Southbank Centre Information

Southbank Centre - Concert Venue | Event Space | Live Music Venue | Shopping Area in London.

The Southbank Centre, located on the South Bank of the River Thames, is Europe’s largest center for the arts. The center is home to five iconic performing and fine arts venues: Royal Festival Hall, Queen Elizabeth Hall, the Hayward Gallery, the Purcell Room, and the Saison Poetry Library. These centers are open to the public for 364 days out of the year, and about 3 million people frequent the center annually.

The venue began as a result of the Festival of Britain, which was put on by England’s Labour Party in 1951. The festival was an attempt to display Britain’s best in the arts, science, technology and industrial design. Most of the festival’s buildings were deconstructed with the election of Prime Minister Winston Churchill, leader of the Conservative Party; however, the Royal Festival Hall remained and in later years was extended toward the River and refurbished. As time passed, another concert hall and an art gallery were built, and in the 1980s a group called the South Bank Board congregated to take control of the concert halls and venues. These venues were collectively to be known as the Southbank Centre.
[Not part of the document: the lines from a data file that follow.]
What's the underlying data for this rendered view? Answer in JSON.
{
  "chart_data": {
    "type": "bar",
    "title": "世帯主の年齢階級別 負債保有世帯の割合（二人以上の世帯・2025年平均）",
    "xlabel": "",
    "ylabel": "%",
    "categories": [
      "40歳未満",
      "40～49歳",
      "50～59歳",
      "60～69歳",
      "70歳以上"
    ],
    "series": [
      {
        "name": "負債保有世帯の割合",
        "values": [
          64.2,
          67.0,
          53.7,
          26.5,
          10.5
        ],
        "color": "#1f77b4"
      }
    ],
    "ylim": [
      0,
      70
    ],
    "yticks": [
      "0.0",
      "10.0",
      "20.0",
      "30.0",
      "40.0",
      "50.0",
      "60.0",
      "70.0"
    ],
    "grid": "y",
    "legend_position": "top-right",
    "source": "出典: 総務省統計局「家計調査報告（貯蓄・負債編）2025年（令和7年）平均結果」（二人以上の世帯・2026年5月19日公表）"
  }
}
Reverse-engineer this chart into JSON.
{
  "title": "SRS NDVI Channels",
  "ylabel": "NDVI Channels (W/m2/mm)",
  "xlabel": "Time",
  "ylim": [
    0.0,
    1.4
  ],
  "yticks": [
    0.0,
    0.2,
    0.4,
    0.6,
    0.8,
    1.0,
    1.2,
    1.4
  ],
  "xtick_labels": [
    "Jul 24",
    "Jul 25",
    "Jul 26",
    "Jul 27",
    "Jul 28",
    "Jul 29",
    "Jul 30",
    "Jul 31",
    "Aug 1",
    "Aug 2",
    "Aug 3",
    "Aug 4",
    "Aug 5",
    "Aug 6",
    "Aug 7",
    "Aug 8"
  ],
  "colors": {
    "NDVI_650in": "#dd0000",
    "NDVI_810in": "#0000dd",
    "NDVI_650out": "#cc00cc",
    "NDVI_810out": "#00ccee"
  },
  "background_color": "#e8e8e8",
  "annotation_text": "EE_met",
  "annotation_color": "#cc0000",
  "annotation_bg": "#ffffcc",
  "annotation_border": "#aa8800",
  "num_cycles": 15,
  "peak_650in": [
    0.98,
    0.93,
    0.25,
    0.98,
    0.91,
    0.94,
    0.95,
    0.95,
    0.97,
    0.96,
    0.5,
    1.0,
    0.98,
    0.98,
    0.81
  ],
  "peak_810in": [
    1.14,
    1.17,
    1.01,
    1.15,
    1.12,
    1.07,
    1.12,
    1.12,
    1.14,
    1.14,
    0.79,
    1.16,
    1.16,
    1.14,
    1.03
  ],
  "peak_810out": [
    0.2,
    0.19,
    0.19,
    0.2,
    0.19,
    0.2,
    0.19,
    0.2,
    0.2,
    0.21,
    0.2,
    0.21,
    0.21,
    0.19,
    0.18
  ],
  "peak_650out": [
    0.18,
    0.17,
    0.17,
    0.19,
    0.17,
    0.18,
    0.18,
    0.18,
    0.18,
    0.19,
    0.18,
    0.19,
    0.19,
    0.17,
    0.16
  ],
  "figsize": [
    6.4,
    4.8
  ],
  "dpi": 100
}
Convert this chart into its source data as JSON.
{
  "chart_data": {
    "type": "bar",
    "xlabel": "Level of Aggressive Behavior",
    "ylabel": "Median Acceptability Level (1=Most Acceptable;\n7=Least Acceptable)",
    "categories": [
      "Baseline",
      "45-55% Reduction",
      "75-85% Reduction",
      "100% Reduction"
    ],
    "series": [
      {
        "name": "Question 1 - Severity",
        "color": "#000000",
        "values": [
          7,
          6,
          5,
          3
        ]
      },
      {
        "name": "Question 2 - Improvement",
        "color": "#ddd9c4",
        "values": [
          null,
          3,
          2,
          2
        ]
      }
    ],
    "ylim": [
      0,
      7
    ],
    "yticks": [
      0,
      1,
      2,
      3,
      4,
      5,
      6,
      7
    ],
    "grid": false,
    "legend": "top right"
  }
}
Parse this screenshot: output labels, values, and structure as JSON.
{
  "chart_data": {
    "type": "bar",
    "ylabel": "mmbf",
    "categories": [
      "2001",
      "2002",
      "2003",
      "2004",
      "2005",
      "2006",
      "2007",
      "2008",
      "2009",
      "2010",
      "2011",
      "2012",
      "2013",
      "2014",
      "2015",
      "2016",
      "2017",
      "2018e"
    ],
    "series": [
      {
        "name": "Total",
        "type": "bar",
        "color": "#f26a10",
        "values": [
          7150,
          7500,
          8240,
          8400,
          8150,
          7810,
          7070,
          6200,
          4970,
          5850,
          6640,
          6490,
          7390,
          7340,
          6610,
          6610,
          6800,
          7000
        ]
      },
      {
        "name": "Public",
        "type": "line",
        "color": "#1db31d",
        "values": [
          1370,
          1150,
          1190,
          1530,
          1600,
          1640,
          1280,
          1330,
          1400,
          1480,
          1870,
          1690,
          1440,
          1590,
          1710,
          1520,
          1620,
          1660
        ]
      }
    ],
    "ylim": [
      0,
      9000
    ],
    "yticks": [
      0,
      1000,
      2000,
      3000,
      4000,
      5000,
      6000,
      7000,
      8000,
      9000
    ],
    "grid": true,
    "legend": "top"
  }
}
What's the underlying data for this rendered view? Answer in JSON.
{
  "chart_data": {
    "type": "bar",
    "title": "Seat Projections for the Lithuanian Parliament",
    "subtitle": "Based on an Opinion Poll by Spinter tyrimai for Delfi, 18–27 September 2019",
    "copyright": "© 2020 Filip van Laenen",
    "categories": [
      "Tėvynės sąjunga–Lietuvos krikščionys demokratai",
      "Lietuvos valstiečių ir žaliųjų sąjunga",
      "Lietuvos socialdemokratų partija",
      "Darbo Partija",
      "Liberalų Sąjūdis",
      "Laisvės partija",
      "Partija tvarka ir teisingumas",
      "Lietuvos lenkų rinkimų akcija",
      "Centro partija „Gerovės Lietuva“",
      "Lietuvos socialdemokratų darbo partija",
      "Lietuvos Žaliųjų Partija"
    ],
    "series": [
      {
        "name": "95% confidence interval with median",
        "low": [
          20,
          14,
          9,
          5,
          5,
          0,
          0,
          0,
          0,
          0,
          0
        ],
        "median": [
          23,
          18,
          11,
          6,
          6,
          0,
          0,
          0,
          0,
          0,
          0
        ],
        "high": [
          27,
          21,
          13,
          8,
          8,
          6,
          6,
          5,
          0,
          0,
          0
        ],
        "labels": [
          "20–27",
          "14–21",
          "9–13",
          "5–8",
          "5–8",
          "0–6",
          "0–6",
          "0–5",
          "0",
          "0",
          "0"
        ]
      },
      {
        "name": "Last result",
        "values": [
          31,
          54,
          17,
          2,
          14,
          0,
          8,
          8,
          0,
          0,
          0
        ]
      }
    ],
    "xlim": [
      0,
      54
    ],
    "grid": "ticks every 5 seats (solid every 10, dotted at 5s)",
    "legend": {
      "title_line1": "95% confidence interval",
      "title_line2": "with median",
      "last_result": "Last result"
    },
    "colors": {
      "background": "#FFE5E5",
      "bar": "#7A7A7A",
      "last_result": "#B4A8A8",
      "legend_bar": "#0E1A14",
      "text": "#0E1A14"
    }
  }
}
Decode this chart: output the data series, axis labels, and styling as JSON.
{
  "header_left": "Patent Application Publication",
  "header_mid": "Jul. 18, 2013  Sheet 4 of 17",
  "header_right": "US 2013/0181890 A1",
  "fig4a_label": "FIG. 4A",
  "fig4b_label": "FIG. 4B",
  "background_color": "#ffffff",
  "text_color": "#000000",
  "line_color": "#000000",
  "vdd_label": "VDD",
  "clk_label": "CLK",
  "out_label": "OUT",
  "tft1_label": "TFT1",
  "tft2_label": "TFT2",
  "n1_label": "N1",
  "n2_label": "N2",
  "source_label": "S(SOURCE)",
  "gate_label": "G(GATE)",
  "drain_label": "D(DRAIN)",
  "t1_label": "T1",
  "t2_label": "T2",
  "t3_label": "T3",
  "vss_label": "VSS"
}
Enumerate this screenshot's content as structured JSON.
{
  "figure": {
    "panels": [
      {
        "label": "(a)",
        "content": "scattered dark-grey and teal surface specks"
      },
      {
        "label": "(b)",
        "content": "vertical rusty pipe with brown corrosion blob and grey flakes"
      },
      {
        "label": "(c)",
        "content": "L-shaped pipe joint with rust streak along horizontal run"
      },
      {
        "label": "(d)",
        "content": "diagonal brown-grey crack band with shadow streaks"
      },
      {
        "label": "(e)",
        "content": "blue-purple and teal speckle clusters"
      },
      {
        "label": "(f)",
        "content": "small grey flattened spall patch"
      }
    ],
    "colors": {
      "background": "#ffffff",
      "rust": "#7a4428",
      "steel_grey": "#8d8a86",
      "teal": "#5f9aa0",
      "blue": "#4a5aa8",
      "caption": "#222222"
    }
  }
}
The center puts on hundreds of free events every year, which include educational programs. Other events at the Southbank Centre feature performances by resident orchestras (such as the London Philharmonic Orchestra or the London Sinfonietta). Notable art displayed at the Southbank Centre includes a piece by David March, which was called Polaris. The piece was made of 6,000 car tires assembled to model the Polaris nuclear submarine – a subject creating much political controversy at the time of the exhibit in 1983.

Parking is available at the Southbank Centre and it is easily accessible by public transportation; the nearest underground stations are Waterloo and Embankment.